Na República Platão expõe como deve o homem ser
educado se quiser tornar-se um filósofo. Como Aristóteles
foi seu mais brilhante discípulo durante 20 anos, e suas
teorias apresentam notáveis semelhanças e aprofundamentos
em relação às de Platão, é de se supor que ele tenha sido
educado pelo mestre segundo um plano, se não igual, pelo
menos semelhante ao esboçado por Platão na República. Não
é descabido supor também que grande parte da genialidade
de Aristóteles seja resultado desta educação recebida por
meio de Platão.
Uma exposição completa da Pedagogia de Platão
exigiria um trabalho à parte; aqui apenas reportaremos
passagens do texto da República para dar uma primeira
noção do que se tratava.
Na República Platão traça um sistema educacional
que, se executado tal como exposto, se iniciaria aos sete
anos de idade e se estenderia até aos cinqüenta e cinco.

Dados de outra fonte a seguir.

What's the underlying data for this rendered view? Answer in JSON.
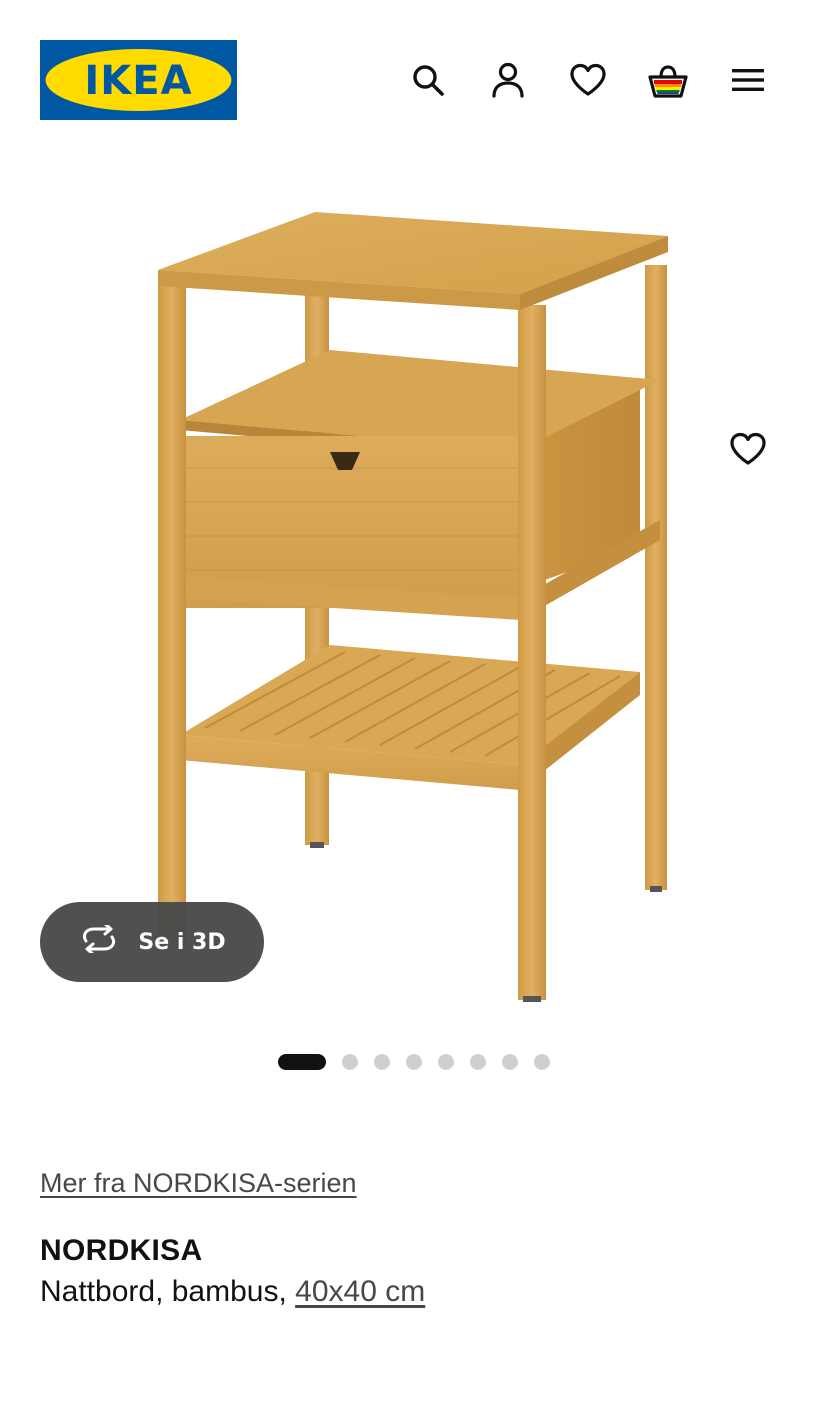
{
  "header": {
    "logo_text": "IKEA",
    "icons": [
      "search-icon",
      "account-icon",
      "heart-icon",
      "shopping-bag-icon",
      "menu-icon"
    ]
  },
  "gallery": {
    "view_3d_label": "Se i 3D",
    "image_count": 8,
    "active_index": 0
  },
  "product": {
    "series_link": "Mer fra NORDKISA-serien",
    "name": "NORDKISA",
    "description": "Nattbord, bambus, ",
    "size": "40x40 cm"
  },
  "colors": {
    "ikea_blue": "#0058a3",
    "ikea_yellow": "#ffdb00",
    "wood": "#d9a64e",
    "dark": "#111111"
  }
}
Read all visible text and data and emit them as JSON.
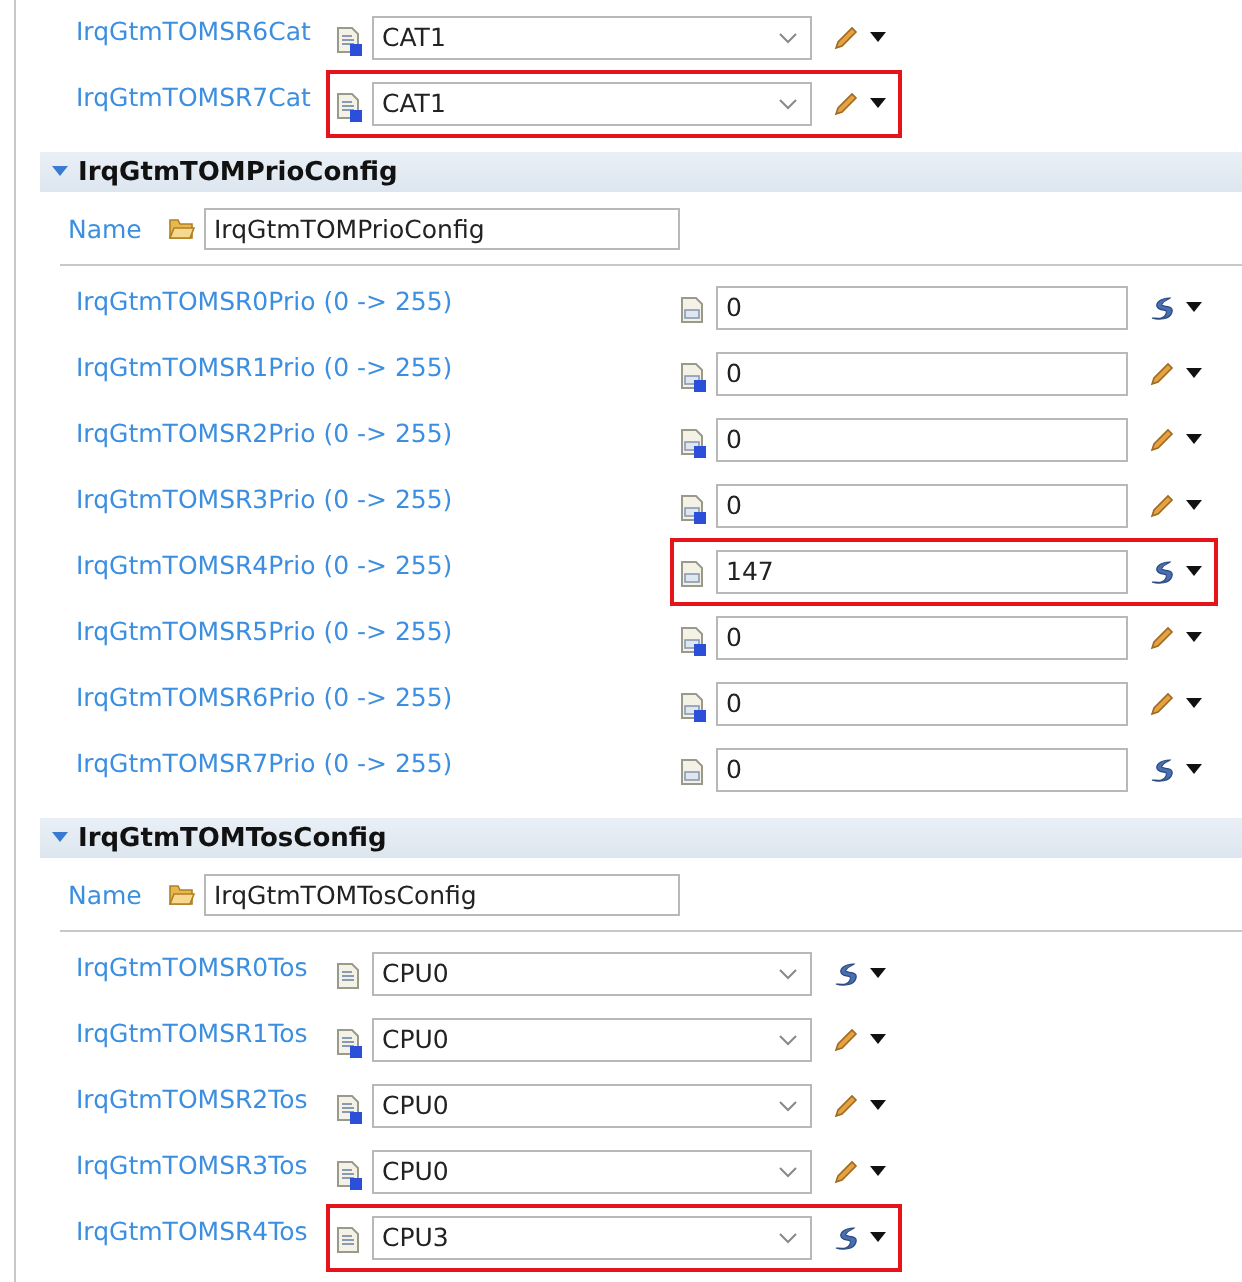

Seu objetivo não era estender o sistema a todos
os homens; segundo ele, nem todos os homens são iguais,
mas alguns tem uma alma de ouro, outros de prata, outros
de ferro e bronze; o filho de quem tem uma alma de ouro
pode nascer com uma alma de ferro, e vice versa; só
durante o processo de aprendizado é que se faz possível
descobrir quem são as almas de ouro. Seu sistema
educacional, extremamente exigente e planejado, seria
apenas para as almas de ouro; isto, segundo ele, não
representaria discriminação nem injustiça para as demais,
porque seriam elas próprias a não se interessarem em
enfrentar um aprendizado tão longo e difícil. Mas, ainda
que poucas almas de ouro o seguissem, isto representaria
um bem imenso para toda a humanidade; as almas de ouro que
se tornassem filósofos tomariam o poder e governariam os
povos; tal como o Pai do Universo, que ao contemplar as
idéias eternas produziu o cosmos, estas almas, ao
alcançarem a contemplação destas mesmas idéias eternas que
plasmaram o cosmos, plasmariam os povos e suas
instituições segundo o mesmo modelo, imitando assim na
sociedade humana a mesma função dos deuses quando da
formação do Universo. É o que veremos no final do esboço
que vamos apresentar da Pedagogia de Platão.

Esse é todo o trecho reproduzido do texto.